Building the Bench: Retention and Development in Action
Identifying the right people is only the first step. The real value comes from building a sustainable leadership and technical pipeline that not just benefits the project but the wider industry.
This includes:
- Understudy or deputy roles for key leaders to enable training, development, shadowing and exposure to governance forums.
- Cross-functional development for technical staff to broaden their project understanding.
- Mentoring and coaching to grow future leaders within the programme or project.
- Secondments across partner or home organisations to share knowledge and build relationships.
- Recognition and visibility to reinforce that technical excellence and leadership growth are valued equally.
Succession planning and retention are not separate — they’re complementary. Retention protects today’s delivery; succession ensures tomorrow’s capability.
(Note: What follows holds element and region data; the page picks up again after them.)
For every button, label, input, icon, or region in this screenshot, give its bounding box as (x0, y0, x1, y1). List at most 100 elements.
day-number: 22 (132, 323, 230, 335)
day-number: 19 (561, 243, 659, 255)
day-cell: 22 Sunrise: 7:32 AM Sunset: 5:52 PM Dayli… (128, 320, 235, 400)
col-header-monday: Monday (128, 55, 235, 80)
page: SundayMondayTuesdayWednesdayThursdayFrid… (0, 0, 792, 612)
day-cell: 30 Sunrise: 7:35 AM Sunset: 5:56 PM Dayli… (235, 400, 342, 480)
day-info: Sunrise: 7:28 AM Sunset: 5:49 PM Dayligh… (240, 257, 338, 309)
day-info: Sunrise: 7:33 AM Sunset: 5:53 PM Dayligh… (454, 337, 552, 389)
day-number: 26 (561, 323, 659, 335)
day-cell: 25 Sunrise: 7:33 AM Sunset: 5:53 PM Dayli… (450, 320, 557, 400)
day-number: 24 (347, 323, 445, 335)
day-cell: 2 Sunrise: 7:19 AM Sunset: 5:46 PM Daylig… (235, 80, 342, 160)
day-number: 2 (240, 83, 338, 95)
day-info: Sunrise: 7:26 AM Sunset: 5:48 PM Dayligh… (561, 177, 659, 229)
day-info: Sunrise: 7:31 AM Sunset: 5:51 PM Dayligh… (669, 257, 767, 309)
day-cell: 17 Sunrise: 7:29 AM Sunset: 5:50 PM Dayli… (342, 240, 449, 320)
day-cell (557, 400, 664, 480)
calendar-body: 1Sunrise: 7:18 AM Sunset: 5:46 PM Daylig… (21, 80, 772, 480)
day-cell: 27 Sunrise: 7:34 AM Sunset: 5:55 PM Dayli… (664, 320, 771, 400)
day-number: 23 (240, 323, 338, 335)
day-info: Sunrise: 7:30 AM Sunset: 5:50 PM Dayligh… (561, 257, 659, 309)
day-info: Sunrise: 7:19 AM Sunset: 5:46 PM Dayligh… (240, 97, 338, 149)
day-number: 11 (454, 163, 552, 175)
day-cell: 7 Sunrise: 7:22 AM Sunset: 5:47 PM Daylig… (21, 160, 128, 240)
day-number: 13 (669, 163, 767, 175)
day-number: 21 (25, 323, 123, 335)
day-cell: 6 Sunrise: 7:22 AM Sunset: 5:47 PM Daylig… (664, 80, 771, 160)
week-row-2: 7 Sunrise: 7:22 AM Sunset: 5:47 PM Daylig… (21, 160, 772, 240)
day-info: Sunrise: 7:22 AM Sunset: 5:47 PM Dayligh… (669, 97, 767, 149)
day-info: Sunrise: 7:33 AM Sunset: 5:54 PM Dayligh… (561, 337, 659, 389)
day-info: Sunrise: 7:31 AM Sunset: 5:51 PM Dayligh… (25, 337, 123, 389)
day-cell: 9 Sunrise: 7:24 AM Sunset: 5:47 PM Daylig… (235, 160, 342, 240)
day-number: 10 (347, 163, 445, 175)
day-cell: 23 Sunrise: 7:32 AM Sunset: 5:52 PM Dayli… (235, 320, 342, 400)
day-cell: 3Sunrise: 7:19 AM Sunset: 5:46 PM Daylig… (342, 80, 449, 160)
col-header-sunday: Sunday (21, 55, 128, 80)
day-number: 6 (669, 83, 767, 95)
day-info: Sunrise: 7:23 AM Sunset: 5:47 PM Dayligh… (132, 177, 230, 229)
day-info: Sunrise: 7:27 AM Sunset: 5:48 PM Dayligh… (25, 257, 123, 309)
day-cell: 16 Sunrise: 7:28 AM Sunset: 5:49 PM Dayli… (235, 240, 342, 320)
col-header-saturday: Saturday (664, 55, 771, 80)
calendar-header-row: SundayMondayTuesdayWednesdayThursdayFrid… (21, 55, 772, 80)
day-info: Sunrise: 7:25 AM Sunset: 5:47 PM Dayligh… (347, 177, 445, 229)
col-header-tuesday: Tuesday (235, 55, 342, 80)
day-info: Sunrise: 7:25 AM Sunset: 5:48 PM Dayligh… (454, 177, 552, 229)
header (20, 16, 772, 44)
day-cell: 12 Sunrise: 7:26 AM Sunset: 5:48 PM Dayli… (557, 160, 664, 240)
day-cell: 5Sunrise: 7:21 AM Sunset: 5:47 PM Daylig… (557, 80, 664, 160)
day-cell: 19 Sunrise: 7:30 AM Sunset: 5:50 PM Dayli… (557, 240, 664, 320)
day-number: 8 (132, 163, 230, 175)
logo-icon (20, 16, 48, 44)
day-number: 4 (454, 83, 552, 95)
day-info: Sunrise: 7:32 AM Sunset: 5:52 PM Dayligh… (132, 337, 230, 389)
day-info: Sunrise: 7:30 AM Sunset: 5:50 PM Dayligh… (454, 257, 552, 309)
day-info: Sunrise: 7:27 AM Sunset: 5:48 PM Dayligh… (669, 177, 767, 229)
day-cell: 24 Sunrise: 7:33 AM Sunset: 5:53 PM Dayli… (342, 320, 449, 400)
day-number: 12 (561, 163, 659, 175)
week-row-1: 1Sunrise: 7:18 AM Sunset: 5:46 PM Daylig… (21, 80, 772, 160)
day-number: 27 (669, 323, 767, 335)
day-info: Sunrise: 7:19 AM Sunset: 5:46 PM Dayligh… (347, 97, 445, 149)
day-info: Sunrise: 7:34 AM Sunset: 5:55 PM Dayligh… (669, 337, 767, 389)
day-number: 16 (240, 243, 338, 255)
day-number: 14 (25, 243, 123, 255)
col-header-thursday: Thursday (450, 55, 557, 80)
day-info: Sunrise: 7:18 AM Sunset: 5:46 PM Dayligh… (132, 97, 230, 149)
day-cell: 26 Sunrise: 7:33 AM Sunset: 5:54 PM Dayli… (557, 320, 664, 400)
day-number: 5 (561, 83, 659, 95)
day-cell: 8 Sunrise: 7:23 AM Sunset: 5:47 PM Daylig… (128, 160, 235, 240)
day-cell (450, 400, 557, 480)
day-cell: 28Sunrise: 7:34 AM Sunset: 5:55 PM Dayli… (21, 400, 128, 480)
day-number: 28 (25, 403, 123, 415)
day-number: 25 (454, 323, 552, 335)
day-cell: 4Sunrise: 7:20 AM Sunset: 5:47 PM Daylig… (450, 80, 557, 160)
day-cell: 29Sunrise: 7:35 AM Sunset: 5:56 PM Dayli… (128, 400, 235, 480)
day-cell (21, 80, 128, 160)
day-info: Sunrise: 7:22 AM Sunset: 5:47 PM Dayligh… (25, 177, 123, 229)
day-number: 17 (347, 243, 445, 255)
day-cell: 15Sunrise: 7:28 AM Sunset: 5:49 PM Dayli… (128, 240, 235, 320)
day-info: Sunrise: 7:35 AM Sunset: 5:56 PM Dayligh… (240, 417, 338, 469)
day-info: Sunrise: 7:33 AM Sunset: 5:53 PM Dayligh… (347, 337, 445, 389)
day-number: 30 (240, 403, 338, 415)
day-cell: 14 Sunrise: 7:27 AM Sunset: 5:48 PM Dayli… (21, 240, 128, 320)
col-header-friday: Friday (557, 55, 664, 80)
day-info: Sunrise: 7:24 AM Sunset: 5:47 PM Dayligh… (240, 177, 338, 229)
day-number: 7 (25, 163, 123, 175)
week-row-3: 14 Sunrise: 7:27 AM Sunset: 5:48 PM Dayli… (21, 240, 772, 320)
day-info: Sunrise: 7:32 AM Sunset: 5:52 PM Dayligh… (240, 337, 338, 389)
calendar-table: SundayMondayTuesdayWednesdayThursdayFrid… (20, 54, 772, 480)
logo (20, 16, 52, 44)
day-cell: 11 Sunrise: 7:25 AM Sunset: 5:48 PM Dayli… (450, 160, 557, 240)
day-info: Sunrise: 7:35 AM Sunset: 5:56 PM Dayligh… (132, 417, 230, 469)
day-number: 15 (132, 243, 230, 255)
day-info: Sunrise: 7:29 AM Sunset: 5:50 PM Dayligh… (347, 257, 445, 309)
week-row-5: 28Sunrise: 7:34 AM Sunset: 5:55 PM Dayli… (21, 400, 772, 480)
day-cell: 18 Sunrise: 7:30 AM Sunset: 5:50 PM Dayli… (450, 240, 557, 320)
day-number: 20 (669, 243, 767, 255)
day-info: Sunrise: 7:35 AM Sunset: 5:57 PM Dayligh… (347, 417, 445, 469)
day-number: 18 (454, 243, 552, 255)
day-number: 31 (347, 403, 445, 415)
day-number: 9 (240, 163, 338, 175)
Leadership Accountability and Regular Governance Reporting
For succession planning to succeed, it must be owned and governed — not simply administered. Leadership teams (Project Boards, AMT, PAB, or Project Steering Committees) must be regularly informed about capability continuity and succession risks.
The most effective programmes and large projects embed succession and retention reporting into their monthly governance rhythm, covering:
- Current status of critical roles and identified successors.
- Development actions completed or underway.
- Key retention risks and mitigation plans.
- Emerging leaders identified and being developed.
This visibility keeps the topic front of mind for decision-makers, allows early intervention, and reinforces that people continuity is a board-level responsibility — not a background HR or People and Culture activity.
Regular reporting also builds transparency between delivery partners/non owner participants and the owner, demonstrating that the programme or large project is proactively managing its most important asset — its people.
Future-Proofing the Sector
The Australasian infrastructure pipeline faces a major leadership and technical capability challenge over the next decade. Projects are getting larger, more complex, and more integrated — while the available pool of experienced leaders and specialists is shrinking.
That makes internal succession planning not just a project necessity, but an industry responsibility. Every project that invests in developing its people — from site engineers, key technical staff to senior managers — contributes to a stronger, more resilient sector.
When we build leadership capacity alongside infrastructure capacity, we create enduring public value broader than just dollars and cents. It also ties into what you think your legacy of large projects or programmes is in terms of both the assets you build and operate and the people you develop during the life of the programme or project. Both are equally important.
Succession planning is not an annual exercise — it’s an ongoing leadership mindset. It protects the technical heart and the leadership soul of major infrastructure programs and projects.
When organisations deliberately grow their people, share knowledge across generations, and report progress transparently to their boards, they do more than deliver programmes and projects — they build the capability of a nation or wider geographic location given the portability of people across jurisdictions.
Because the future of infrastructure delivery doesn’t depend on the next programme or project — it depends on the next generation of people ready to lead it.